Discard top of cabbage leaves. Use only the white part. Finely shred cabbage lengthwise, keeping the shape (for the sake of appearance, although it makes no difference in taste). Layer with salt in a flat glass or ceramic pan, keeping the shape. Weigh cabbage down with a second pan and let stand overnight. Pour off water and rinse under cold running water. Squeeze out water, the dryer the better. Return to pan.

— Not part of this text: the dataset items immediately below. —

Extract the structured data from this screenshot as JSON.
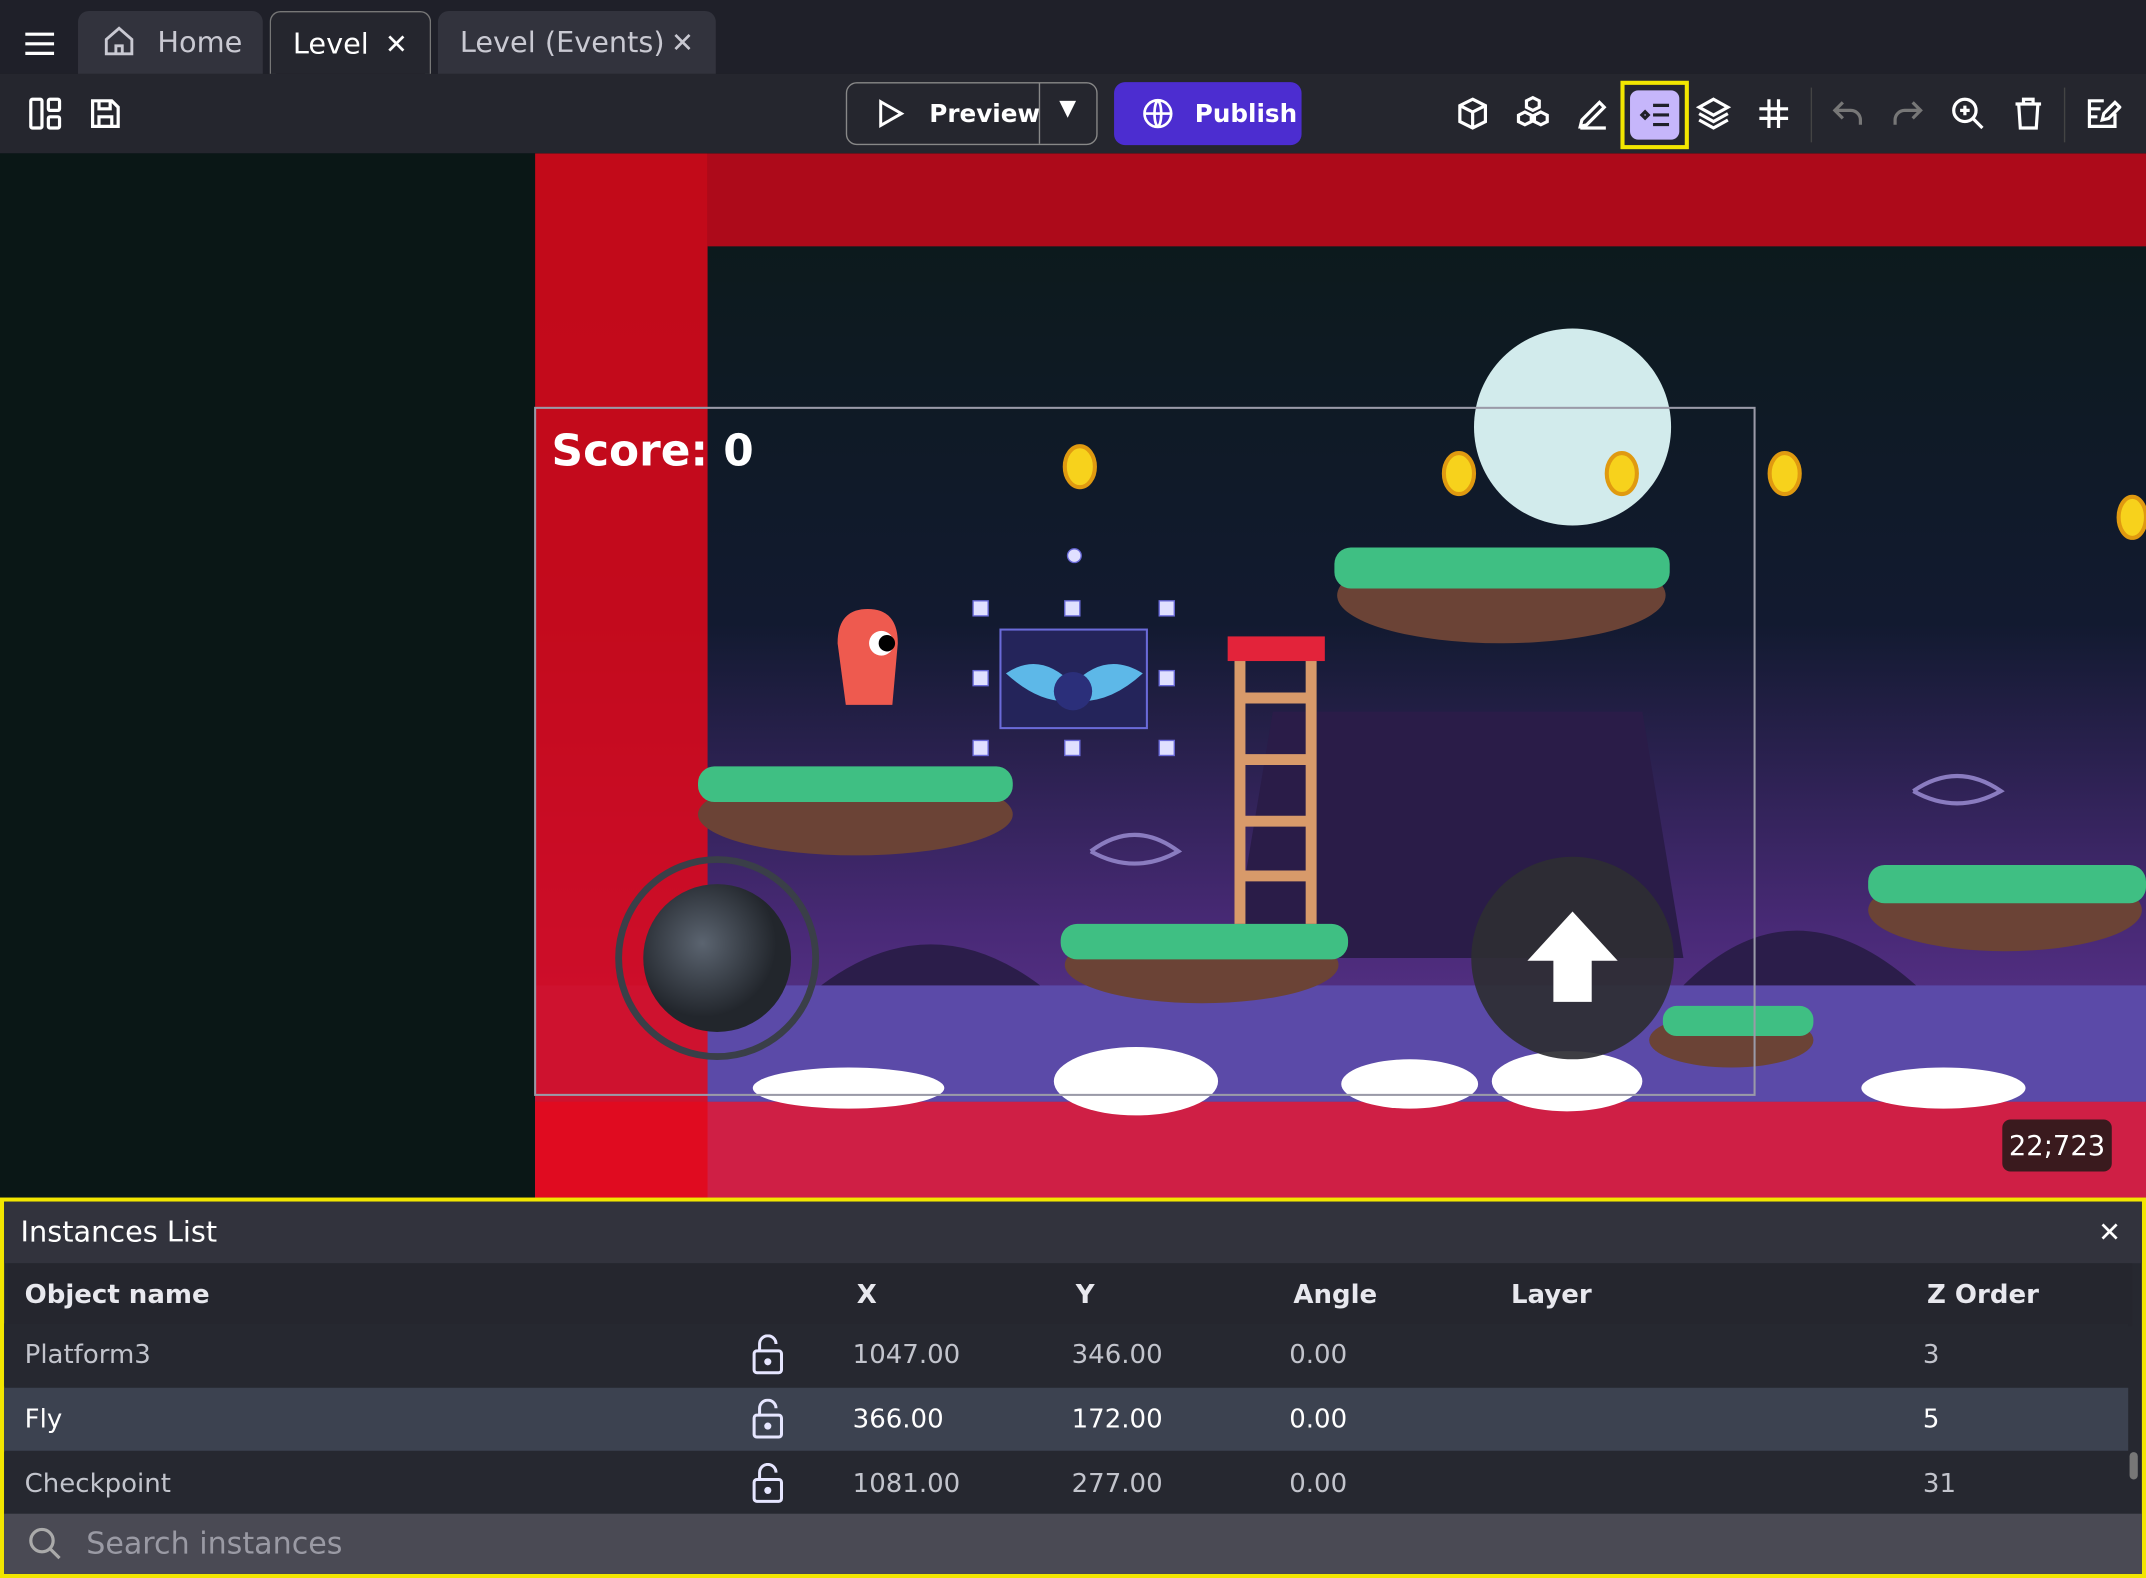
{
  "tabs": [
    {
      "label": "Home",
      "icon": "home-icon"
    },
    {
      "label": "Level",
      "active": true,
      "closable": true
    },
    {
      "label": "Level (Events)",
      "closable": true
    }
  ],
  "toolbar": {
    "preview_label": "Preview",
    "publish_label": "Publish",
    "publish_color": "#4c2dd0",
    "highlight_color": "#f2e600",
    "active_tool": "instances-list-icon"
  },
  "scene": {
    "score_text": "Score: 0",
    "cursor_coords": "22;723"
  },
  "instances_panel": {
    "title": "Instances List",
    "columns": [
      "Object name",
      "X",
      "Y",
      "Angle",
      "Layer",
      "Z Order"
    ],
    "rows": [
      {
        "name": "Platform3",
        "x": "1047.00",
        "y": "346.00",
        "angle": "0.00",
        "layer": "",
        "z": "3",
        "locked": false
      },
      {
        "name": "Fly",
        "x": "366.00",
        "y": "172.00",
        "angle": "0.00",
        "layer": "",
        "z": "5",
        "locked": false,
        "selected": true
      },
      {
        "name": "Checkpoint",
        "x": "1081.00",
        "y": "277.00",
        "angle": "0.00",
        "layer": "",
        "z": "31",
        "locked": false
      }
    ],
    "search_placeholder": "Search instances"
  }
}
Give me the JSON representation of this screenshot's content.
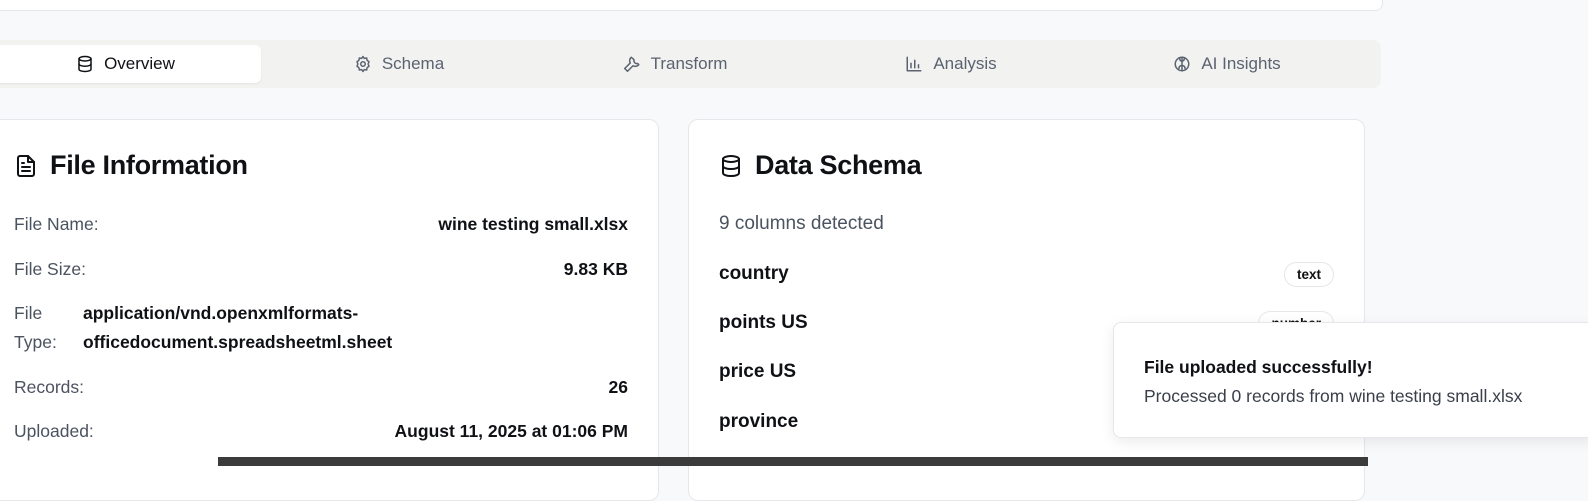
{
  "tabs": [
    {
      "label": "Overview",
      "icon": "database-icon",
      "active": true
    },
    {
      "label": "Schema",
      "icon": "gear-icon",
      "active": false
    },
    {
      "label": "Transform",
      "icon": "wrench-icon",
      "active": false
    },
    {
      "label": "Analysis",
      "icon": "bar-chart-icon",
      "active": false
    },
    {
      "label": "AI Insights",
      "icon": "brain-icon",
      "active": false
    }
  ],
  "file_info": {
    "title": "File Information",
    "name_label": "File Name:",
    "name_value": "wine testing small.xlsx",
    "size_label": "File Size:",
    "size_value": "9.83 KB",
    "type_label": "File Type:",
    "type_value": "application/vnd.openxmlformats-officedocument.spreadsheetml.sheet",
    "records_label": "Records:",
    "records_value": "26",
    "uploaded_label": "Uploaded:",
    "uploaded_value": "August 11, 2025 at 01:06 PM"
  },
  "schema": {
    "title": "Data Schema",
    "subtitle": "9 columns detected",
    "columns": [
      {
        "name": "country",
        "type": "text"
      },
      {
        "name": "points US",
        "type": "number"
      },
      {
        "name": "price US",
        "type": ""
      },
      {
        "name": "province",
        "type": ""
      }
    ]
  },
  "toast": {
    "title": "File uploaded successfully!",
    "description": "Processed 0 records from wine testing small.xlsx"
  },
  "colors": {
    "background": "#f8f9fb",
    "card": "#ffffff",
    "tab_bar": "#f2f2f1",
    "border": "#e5e7eb"
  }
}
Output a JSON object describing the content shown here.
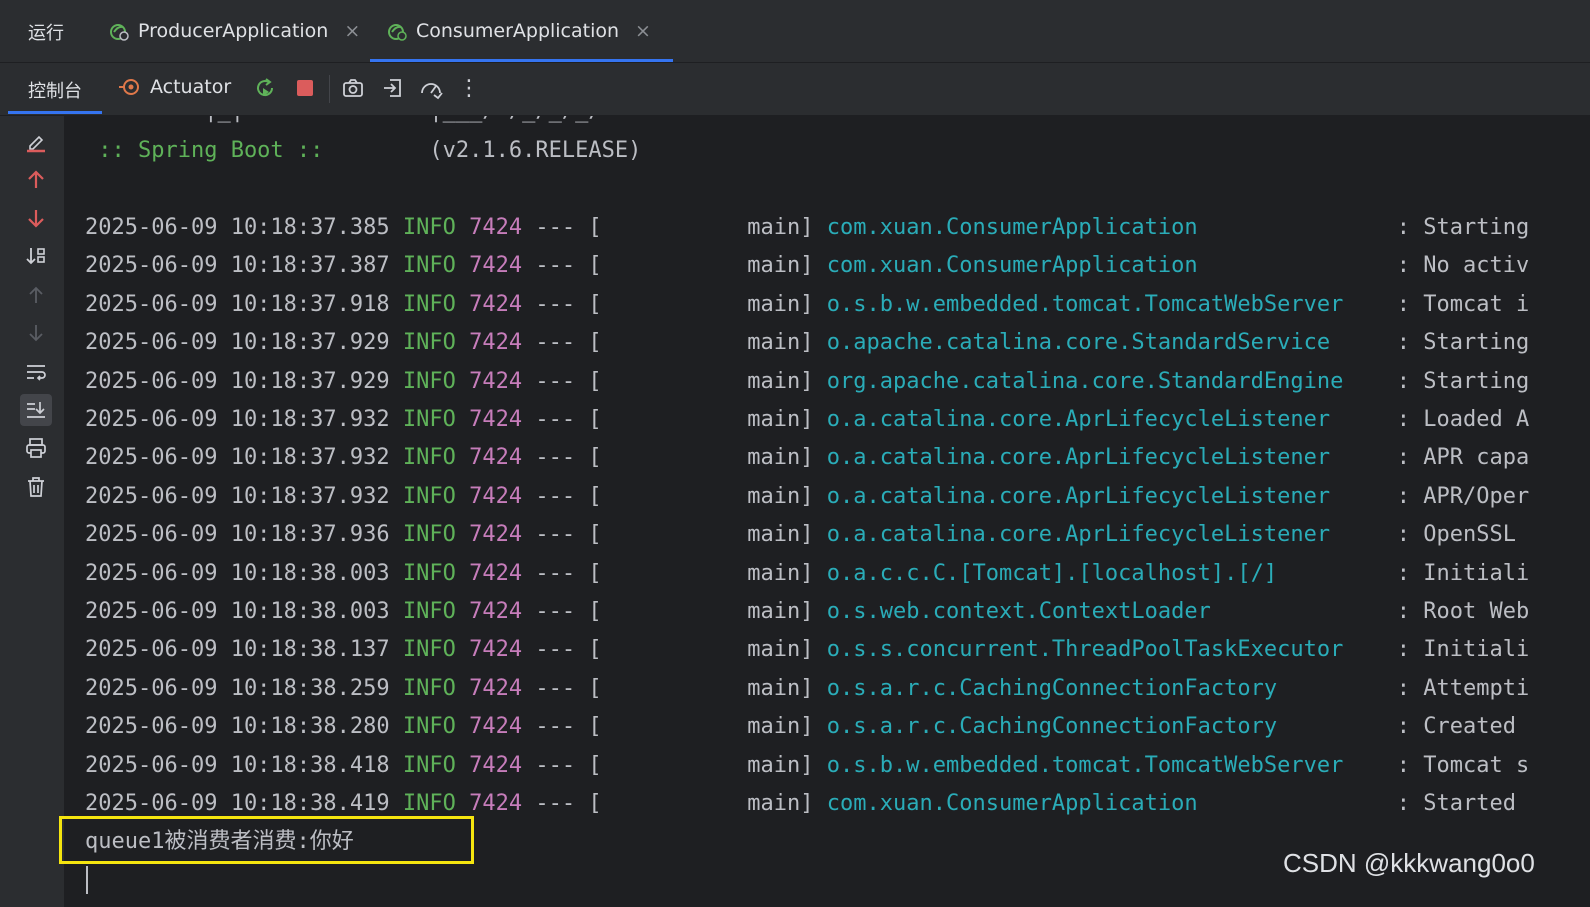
{
  "run_panel": {
    "title": "运行",
    "tabs": [
      {
        "label": "ProducerApplication",
        "close": "×",
        "active": false
      },
      {
        "label": "ConsumerApplication",
        "close": "×",
        "active": true
      }
    ]
  },
  "toolbar": {
    "console_tab": "控制台",
    "actuator_tab": "Actuator",
    "more": "⋮",
    "icons": [
      "rerun-icon",
      "stop-icon",
      "screenshot-icon",
      "exit-icon",
      "dump-icon"
    ]
  },
  "side_gutter_icons": [
    "clear-icon",
    "up-arrow-icon",
    "down-arrow-icon",
    "sort-icon",
    "prev-occurrence-icon",
    "next-occurrence-icon",
    "soft-wrap-icon",
    "scroll-to-end-icon",
    "print-icon",
    "trash-icon"
  ],
  "console": {
    "banner_art": "=========|_|==============|___/=/_/_/_/",
    "spring_boot_label": " :: Spring Boot ::",
    "spring_boot_version": "(v2.1.6.RELEASE)",
    "logs": [
      {
        "timestamp": "2025-06-09 10:18:37.385",
        "level": "INFO",
        "pid": "7424",
        "sep": "--- [",
        "thread": "           main]",
        "logger": "com.xuan.ConsumerApplication",
        "message": ": Starting"
      },
      {
        "timestamp": "2025-06-09 10:18:37.387",
        "level": "INFO",
        "pid": "7424",
        "sep": "--- [",
        "thread": "           main]",
        "logger": "com.xuan.ConsumerApplication",
        "message": ": No activ"
      },
      {
        "timestamp": "2025-06-09 10:18:37.918",
        "level": "INFO",
        "pid": "7424",
        "sep": "--- [",
        "thread": "           main]",
        "logger": "o.s.b.w.embedded.tomcat.TomcatWebServer",
        "message": ": Tomcat i"
      },
      {
        "timestamp": "2025-06-09 10:18:37.929",
        "level": "INFO",
        "pid": "7424",
        "sep": "--- [",
        "thread": "           main]",
        "logger": "o.apache.catalina.core.StandardService",
        "message": ": Starting"
      },
      {
        "timestamp": "2025-06-09 10:18:37.929",
        "level": "INFO",
        "pid": "7424",
        "sep": "--- [",
        "thread": "           main]",
        "logger": "org.apache.catalina.core.StandardEngine",
        "message": ": Starting"
      },
      {
        "timestamp": "2025-06-09 10:18:37.932",
        "level": "INFO",
        "pid": "7424",
        "sep": "--- [",
        "thread": "           main]",
        "logger": "o.a.catalina.core.AprLifecycleListener",
        "message": ": Loaded A"
      },
      {
        "timestamp": "2025-06-09 10:18:37.932",
        "level": "INFO",
        "pid": "7424",
        "sep": "--- [",
        "thread": "           main]",
        "logger": "o.a.catalina.core.AprLifecycleListener",
        "message": ": APR capa"
      },
      {
        "timestamp": "2025-06-09 10:18:37.932",
        "level": "INFO",
        "pid": "7424",
        "sep": "--- [",
        "thread": "           main]",
        "logger": "o.a.catalina.core.AprLifecycleListener",
        "message": ": APR/Oper"
      },
      {
        "timestamp": "2025-06-09 10:18:37.936",
        "level": "INFO",
        "pid": "7424",
        "sep": "--- [",
        "thread": "           main]",
        "logger": "o.a.catalina.core.AprLifecycleListener",
        "message": ": OpenSSL"
      },
      {
        "timestamp": "2025-06-09 10:18:38.003",
        "level": "INFO",
        "pid": "7424",
        "sep": "--- [",
        "thread": "           main]",
        "logger": "o.a.c.c.C.[Tomcat].[localhost].[/]",
        "message": ": Initiali"
      },
      {
        "timestamp": "2025-06-09 10:18:38.003",
        "level": "INFO",
        "pid": "7424",
        "sep": "--- [",
        "thread": "           main]",
        "logger": "o.s.web.context.ContextLoader",
        "message": ": Root Web"
      },
      {
        "timestamp": "2025-06-09 10:18:38.137",
        "level": "INFO",
        "pid": "7424",
        "sep": "--- [",
        "thread": "           main]",
        "logger": "o.s.s.concurrent.ThreadPoolTaskExecutor",
        "message": ": Initiali"
      },
      {
        "timestamp": "2025-06-09 10:18:38.259",
        "level": "INFO",
        "pid": "7424",
        "sep": "--- [",
        "thread": "           main]",
        "logger": "o.s.a.r.c.CachingConnectionFactory",
        "message": ": Attempti"
      },
      {
        "timestamp": "2025-06-09 10:18:38.280",
        "level": "INFO",
        "pid": "7424",
        "sep": "--- [",
        "thread": "           main]",
        "logger": "o.s.a.r.c.CachingConnectionFactory",
        "message": ": Created"
      },
      {
        "timestamp": "2025-06-09 10:18:38.418",
        "level": "INFO",
        "pid": "7424",
        "sep": "--- [",
        "thread": "           main]",
        "logger": "o.s.b.w.embedded.tomcat.TomcatWebServer",
        "message": ": Tomcat s"
      },
      {
        "timestamp": "2025-06-09 10:18:38.419",
        "level": "INFO",
        "pid": "7424",
        "sep": "--- [",
        "thread": "           main]",
        "logger": "com.xuan.ConsumerApplication",
        "message": ": Started"
      }
    ],
    "consumed_message": "queue1被消费者消费:你好"
  },
  "watermark": "CSDN @kkkwang0o0",
  "colors": {
    "background": "#1e1f22",
    "panel": "#2b2d30",
    "accent": "#3574f0",
    "info_level": "#5fb259",
    "pid": "#c77dbb",
    "logger": "#2aacb8",
    "highlight_box": "#f5e50f"
  }
}
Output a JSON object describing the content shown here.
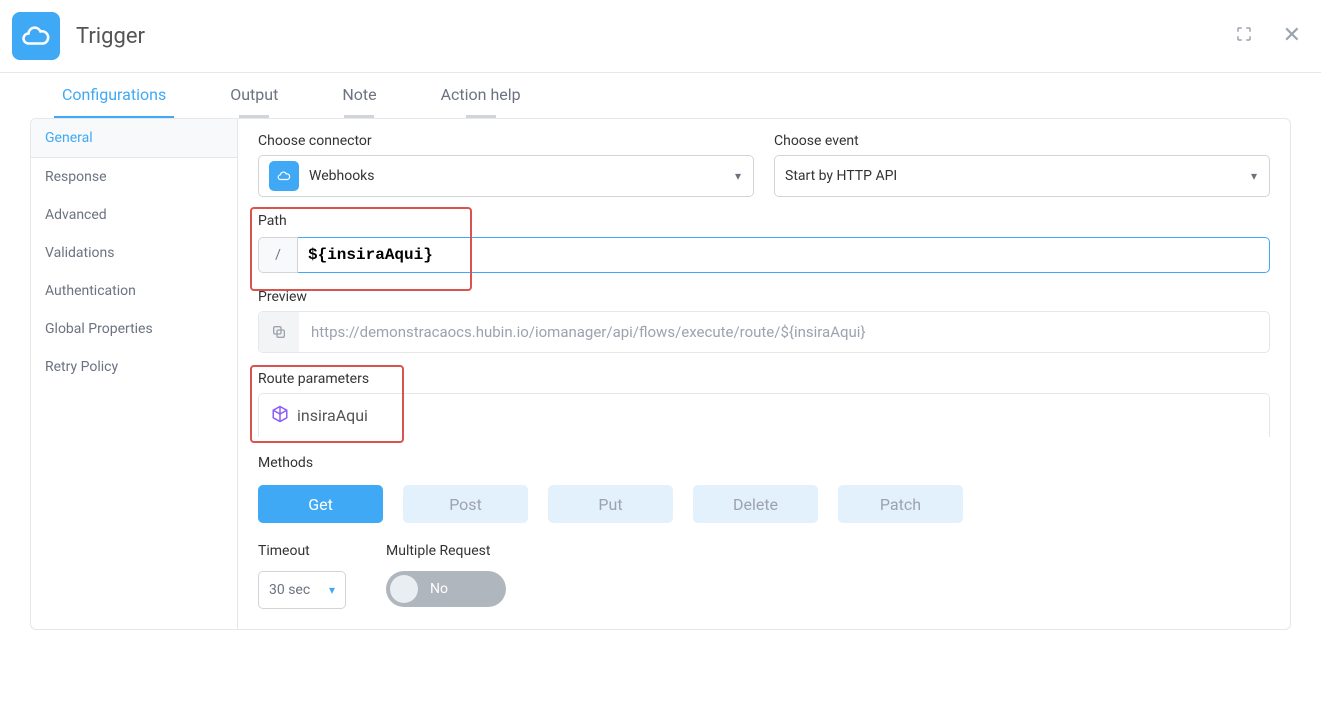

Heat oil until it just begins to smoke. Pour over cabbage. Bring vinegar, water and sugar to a boil and cook until sugar is melted. Pour over cabbage. Sprinkle ginger and pepper over top. Cover and refrigerate overnight. GOURMET JELLY FISH (8 servings) 1 pound dried jelly fish sheets (available in Chinese grocery stores) 6 scallions, minced 4 teaspoons soy sauce 3/4 cup vinegar 4 teaspoons hot sesame oil Slice jelly fish into fine slivers. Wash well. Cover with cold water and soak in refrigerator overnight. Drain well. Add scallions, soy sauce, vinegar and hot sesame oil. Mix well. SWEET BEAN SOUP (8 servings) 1 pound dry soy beans 1/4 cup sugar or more to taste

Soak soy beans overnight in cold water to cover. Rinse under cold running water. Place in a blender with about 2 cups cold water and process until mixture turns milky. Pour into a bowl and stir in enough water to total 6 cups. Pour mixture through a cheesecloth. Discard solids. Pour into a saucepan. Bring to a boil. Watch carefully to prevent mixture from boiling over. Add sugar. Serve hot or cold for breakfast. Option: An egg can be dropped and stirred with chopsticks into the mixture, provided the soup is very hot.